Prove that $\mathbb{Z}[i]/\langle 2+3i\rangle $ is a finite field. Hi. I can't try a few steps in the next solution
$$\mathbb{Z}[i]/\langle 2+3i\rangle \simeq \mathbb{Z}[x]/\langle 1+x^2,2+3x\rangle$$ and $9(1+x^2)+(2-3x)(2+3x)=13$ then $13\in \langle 1+x^2,2+3x\rangle $. Thus $$\mathbb{Z}[x]/\langle 1+x^2,2+3x\rangle=\mathbb{Z}/\langle 13,1+x^2,2+3x\rangle \\ \simeq \mathbb{Z}_{13}[x]/\langle 1+x^2,2+3x\rangle \simeq \mathbb{Z}_{13}$$
The last isomorphism induced by $x\mapsto 8$ (check $\langle 1+x^2,2+3x\rangle=\langle x-8\rangle $ in $\mathbb{Z}_{13}[x]$) Therefore $\mathbb{Z}[i]/\langle 2+3i\rangle \simeq \mathbb{Z}_{13}$ finite field.
Question 1. Why $\mathbb{Z}[i]/\langle 2+3i\rangle\simeq \mathbb{Z}[x]/\langle1+x^2,2+3x\rangle$?
I have this: Let $$f:\mathbb{Z}[x]\to \mathbb{Z}[i]/\langle 2+3i\rangle $$ with $f(p(x))=p(i)+\langle 2+3i\rangle $ homomorphism with $\ker(f)=\langle 1+x^2,2+3x\rangle $ then $$\mathbb{Z}[x]/\langle 1+x^2,2+3x\rangle \simeq \mathbb{Z}[i]/\langle 2+3i\rangle $$It is correct?
Question 2. Why $\mathbb{Z}/\langle 13,1+x^2,2+3x\rangle \simeq \mathbb{Z}_{13}[x]/\langle 1+x^2,2+3x\rangle $?
Question 3. Why $\langle 1+x^2,2+3x\rangle=\langle x-8\rangle$?
Question 1: We have $\Bbb Z[i]\simeq \Bbb Z[x]/\langle x^2+1\rangle$. And the third isomorphism theorem says that when we are dividing out by first $x^2+1$, and then $2+3x$, we are allowed to divide out but both of them simultaneously.

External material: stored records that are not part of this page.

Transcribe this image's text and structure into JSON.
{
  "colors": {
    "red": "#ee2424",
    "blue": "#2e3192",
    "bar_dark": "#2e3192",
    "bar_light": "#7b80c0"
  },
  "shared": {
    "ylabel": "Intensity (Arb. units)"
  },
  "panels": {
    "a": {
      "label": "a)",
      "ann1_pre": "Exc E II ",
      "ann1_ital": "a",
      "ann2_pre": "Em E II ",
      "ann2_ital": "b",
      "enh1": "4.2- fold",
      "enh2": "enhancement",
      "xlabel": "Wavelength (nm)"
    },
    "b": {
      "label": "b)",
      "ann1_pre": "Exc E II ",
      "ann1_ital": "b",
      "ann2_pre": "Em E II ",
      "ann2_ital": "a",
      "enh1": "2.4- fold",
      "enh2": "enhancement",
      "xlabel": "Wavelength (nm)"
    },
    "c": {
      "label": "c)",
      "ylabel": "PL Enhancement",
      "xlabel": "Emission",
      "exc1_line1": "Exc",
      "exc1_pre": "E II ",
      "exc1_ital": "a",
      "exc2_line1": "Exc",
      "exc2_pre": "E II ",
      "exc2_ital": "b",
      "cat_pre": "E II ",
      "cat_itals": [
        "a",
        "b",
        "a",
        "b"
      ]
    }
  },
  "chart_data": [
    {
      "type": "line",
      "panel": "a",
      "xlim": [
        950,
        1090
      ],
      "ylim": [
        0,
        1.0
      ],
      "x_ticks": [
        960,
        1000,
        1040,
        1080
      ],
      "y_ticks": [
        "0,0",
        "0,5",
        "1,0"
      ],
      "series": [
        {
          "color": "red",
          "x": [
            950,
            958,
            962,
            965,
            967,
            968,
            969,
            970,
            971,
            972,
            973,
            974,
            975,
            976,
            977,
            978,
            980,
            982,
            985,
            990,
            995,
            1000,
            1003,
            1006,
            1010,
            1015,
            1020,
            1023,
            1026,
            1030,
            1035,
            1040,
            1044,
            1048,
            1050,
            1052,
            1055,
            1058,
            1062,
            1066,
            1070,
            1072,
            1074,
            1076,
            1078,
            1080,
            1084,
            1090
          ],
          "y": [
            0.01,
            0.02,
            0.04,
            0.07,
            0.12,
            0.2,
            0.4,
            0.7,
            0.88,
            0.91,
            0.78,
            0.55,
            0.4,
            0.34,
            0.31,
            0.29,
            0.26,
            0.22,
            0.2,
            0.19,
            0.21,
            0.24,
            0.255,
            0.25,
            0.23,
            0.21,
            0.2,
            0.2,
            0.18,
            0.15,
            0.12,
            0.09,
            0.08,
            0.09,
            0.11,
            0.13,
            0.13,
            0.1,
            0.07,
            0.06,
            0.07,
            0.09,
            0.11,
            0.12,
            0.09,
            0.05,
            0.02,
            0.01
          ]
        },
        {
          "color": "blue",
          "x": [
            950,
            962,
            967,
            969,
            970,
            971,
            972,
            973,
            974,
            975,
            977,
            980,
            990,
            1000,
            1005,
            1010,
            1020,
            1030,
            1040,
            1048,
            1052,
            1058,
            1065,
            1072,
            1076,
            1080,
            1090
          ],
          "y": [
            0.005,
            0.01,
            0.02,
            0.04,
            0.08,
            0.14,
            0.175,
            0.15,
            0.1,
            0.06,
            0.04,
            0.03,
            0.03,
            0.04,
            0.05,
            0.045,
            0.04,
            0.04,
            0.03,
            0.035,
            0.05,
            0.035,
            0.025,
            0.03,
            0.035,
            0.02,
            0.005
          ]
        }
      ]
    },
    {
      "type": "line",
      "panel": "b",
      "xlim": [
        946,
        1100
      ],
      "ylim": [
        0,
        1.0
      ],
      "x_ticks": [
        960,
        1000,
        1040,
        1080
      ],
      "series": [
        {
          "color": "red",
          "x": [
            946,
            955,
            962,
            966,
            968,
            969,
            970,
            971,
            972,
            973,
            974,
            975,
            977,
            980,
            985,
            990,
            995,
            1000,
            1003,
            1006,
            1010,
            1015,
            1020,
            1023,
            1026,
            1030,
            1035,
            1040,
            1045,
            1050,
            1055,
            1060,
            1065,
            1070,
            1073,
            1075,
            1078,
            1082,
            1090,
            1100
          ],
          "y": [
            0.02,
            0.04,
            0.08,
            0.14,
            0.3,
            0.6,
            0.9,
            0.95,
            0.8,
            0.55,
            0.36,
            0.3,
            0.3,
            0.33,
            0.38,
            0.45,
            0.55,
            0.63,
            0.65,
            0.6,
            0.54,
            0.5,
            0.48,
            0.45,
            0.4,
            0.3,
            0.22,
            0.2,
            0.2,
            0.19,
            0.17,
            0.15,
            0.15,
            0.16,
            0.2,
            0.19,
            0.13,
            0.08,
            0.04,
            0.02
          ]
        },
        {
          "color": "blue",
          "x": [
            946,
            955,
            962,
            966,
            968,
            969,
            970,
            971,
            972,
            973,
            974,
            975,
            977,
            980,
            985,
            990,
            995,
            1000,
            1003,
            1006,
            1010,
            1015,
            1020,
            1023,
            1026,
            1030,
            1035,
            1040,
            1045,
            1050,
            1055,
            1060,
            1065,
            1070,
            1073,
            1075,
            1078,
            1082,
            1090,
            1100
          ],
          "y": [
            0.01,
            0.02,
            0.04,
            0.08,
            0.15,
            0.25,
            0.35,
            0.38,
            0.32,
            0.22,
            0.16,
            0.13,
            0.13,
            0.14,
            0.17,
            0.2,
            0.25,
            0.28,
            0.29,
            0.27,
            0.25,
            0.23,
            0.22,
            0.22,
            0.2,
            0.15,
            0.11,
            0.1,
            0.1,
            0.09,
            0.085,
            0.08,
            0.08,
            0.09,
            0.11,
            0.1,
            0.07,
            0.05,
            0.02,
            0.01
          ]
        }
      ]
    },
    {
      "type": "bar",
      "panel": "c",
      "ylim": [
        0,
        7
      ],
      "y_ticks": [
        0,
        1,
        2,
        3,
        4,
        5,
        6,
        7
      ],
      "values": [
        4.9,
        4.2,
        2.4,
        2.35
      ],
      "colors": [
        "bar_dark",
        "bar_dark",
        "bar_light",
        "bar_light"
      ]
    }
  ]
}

Question 2: Again justified by the third isomorphism theorem, dividing out by $13$ before the other generators.
Question 3: Here we have $$ 9(2+3x)=18+27x=-8+x $$ So $\langle x^2+1,2+3x\rangle$ contains $x-8$. Now also note that $$ 3(x-8)=3x-24=3x+2\\ (x-8)^2+3(x-8)=x^2-16x+64 +3x-24=x^2+1 $$ So $\langle x-8\rangle$ contains both $x^2+1$ and $2+3x$. Since each ideal contains the generators of the other ideal, the two ideals must be equal.